Confession #2: I literally rolled my eyes when they introduced teen-aged padawan Ahsoka Tanno.
My immediate reaction to Asoka was a short-sighted one. I assumed the stories would become indulgences in cliches about teenage angst and romance. I couldn’t have been more wrong. Ahsoka turned out to be anything but clichéd. She was depicted as highly intelligent, and a strong, idealistic, level-headed junior edition of a Jedi that showed great promise to become a master in a very short time. Pleasant surprise. She soon became one of my favorite characters in the series, and it saddened me when the series left her storyline incomplete with her fate undetermined. This unfortunate lack of resolution seems to be in the process of being corrected in the new Star Wars Rebels series
Speaking of characters, another thing I like about this series is how it allows us to get better acquainted with two characters previously met in the movies. They are, of course, Anakin and Obi-Wan. Getting to know them better allows gives us greater insight into what sorts of people they were, as they approach the the future we know destiny holds in store. Anakin, as we already knew to a degree, is a strong willed, impulsive and somewhat rebellious young man with authority issues. What is more interesting, and amusing to me, is the discovery that Obi-Wan was somewhat of a more laid back wise-ass with a dry, sarcastic sense of humor, as a younger man, than we had previously been familiar with.
The plethora of droids and spaceships are here too. A darker side of living in a galaxy far away is depicted, Asimov’s laws of robotics do not exist in the galaxy far away, and it is made clear what a horrifying, and nightmarish experience it would be to have a multitude of mechanical menaces doing their best to kill you.
There are more characters of note that are explored in the series also. General Grievous is back, along with some of the more famous Jedi,including the malevolent Count Dooku. In addition we are allowed to spend time with a resurrected Darth Maul, his brother Savage Opress, and one of my personal favorites, the totally bad-ass, unapologetic, and fierce Asajj Ventress. Ventresss is a well developed, conflicted, and flawed character with issues that lend her more humanity and depth. There’s alien witches, bounty hunters aplenty, and space pirates too in this fun show. (Of course no series is perfect; Jar Jar Binks is here too.) The voice acting on the series is top notch.

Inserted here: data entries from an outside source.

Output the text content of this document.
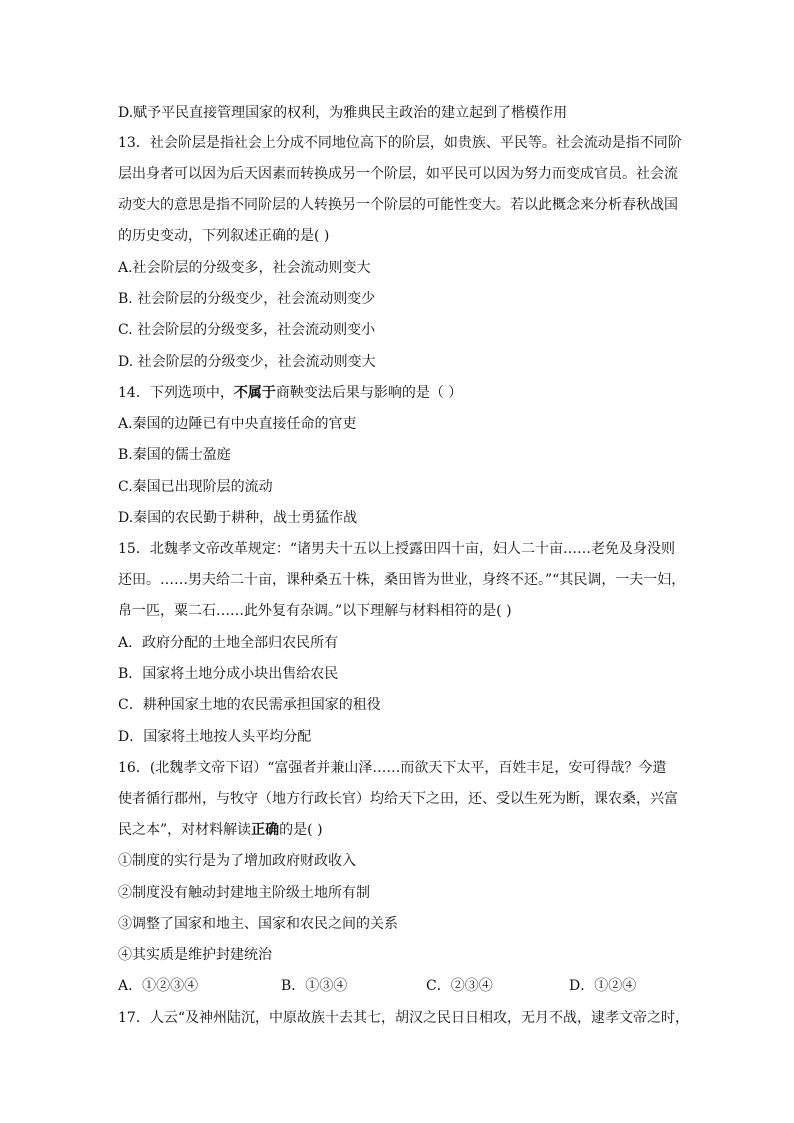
D.赋予平民直接管理国家的权利，为雅典民主政治的建立起到了楷模作用
13．社会阶层是指社会上分成不同地位高下的阶层，如贵族、平民等。社会流动是指不同阶
层出身者可以因为后天因素而转换成另一个阶层，如平民可以因为努力而变成官员。社会流
动变大的意思是指不同阶层的人转换另一个阶层的可能性变大。若以此概念来分析春秋战国
的历史变动，下列叙述正确的是( )
A.社会阶层的分级变多，社会流动则变大
B. 社会阶层的分级变少，社会流动则变少
C. 社会阶层的分级变多，社会流动则变小
D. 社会阶层的分级变少，社会流动则变大
14．下列选项中，不属于商鞅变法后果与影响的是（ ）
A.秦国的边陲已有中央直接任命的官吏
B.秦国的儒士盈庭
C.秦国已出现阶层的流动
D.秦国的农民勤于耕种，战士勇猛作战
15．北魏孝文帝改革规定：“诸男夫十五以上授露田四十亩，妇人二十亩……老免及身没则
还田。……男夫给二十亩，课种桑五十株，桑田皆为世业，身终不还。”“其民调，一夫一妇，
帛一匹，粟二石……此外复有杂调。”以下理解与材料相符的是( )
A．政府分配的土地全部归农民所有
B．国家将土地分成小块出售给农民
C．耕种国家土地的农民需承担国家的租役
D．国家将土地按人头平均分配
16．(北魏孝文帝下诏）“富强者并兼山泽……而欲天下太平，百姓丰足，安可得哉？今遣
使者循行郡州，与牧守（地方行政长官）均给天下之田，还、受以生死为断，课农桑，兴富
民之本”，对材料解读正确的是( )
①制度的实行是为了增加政府财政收入
②制度没有触动封建地主阶级土地所有制
③调整了国家和地主、国家和农民之间的关系
④其实质是维护封建统治
A．①②③④	B．①③④	C．②③④	D．①②④
17．人云“及神州陆沉，中原故族十去其七，胡汉之民日日相攻，无月不战，逮孝文帝之时，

Confession #3: Even after I started watching it again, I didn’t expect all that much in terms of writing.
After all it is a commercial animated series, and I didn’t expect much beyond the weekly mandatory light saber fight, or another generic outer space battle. While it’s true there were a lot of somewhat generic space battles used to give stories more content and context, the truth is the fights are well depicted and choreographed. Where the action in this series truly shines is the fighting that occurs between two people, or in small groups. Really good stuff. The writing on the series surpassed my expectations for the show and when it was wrapping up the final season it even dared to explore a theosophical, metaphysical discussion about the universe, existence, life and death.
The abundant population of robots, spaceships, bounty hunters, heroes and scoundrels are all well represented. All the science fiction and fantasy is here in splendid animated glory (sometimes I think animation is the best way to portray this genre). Everything a fan of the Star Wars franchise could ask for and more are portrayed in a classy and entertaining manner. A truly great series. Highly recommended. It is worthy of note that the new series Star Wars Rebels is also in the capable hands of Dave Filoni and friends, and already shows signs of being another classic animated series in the making. May the force be with them always.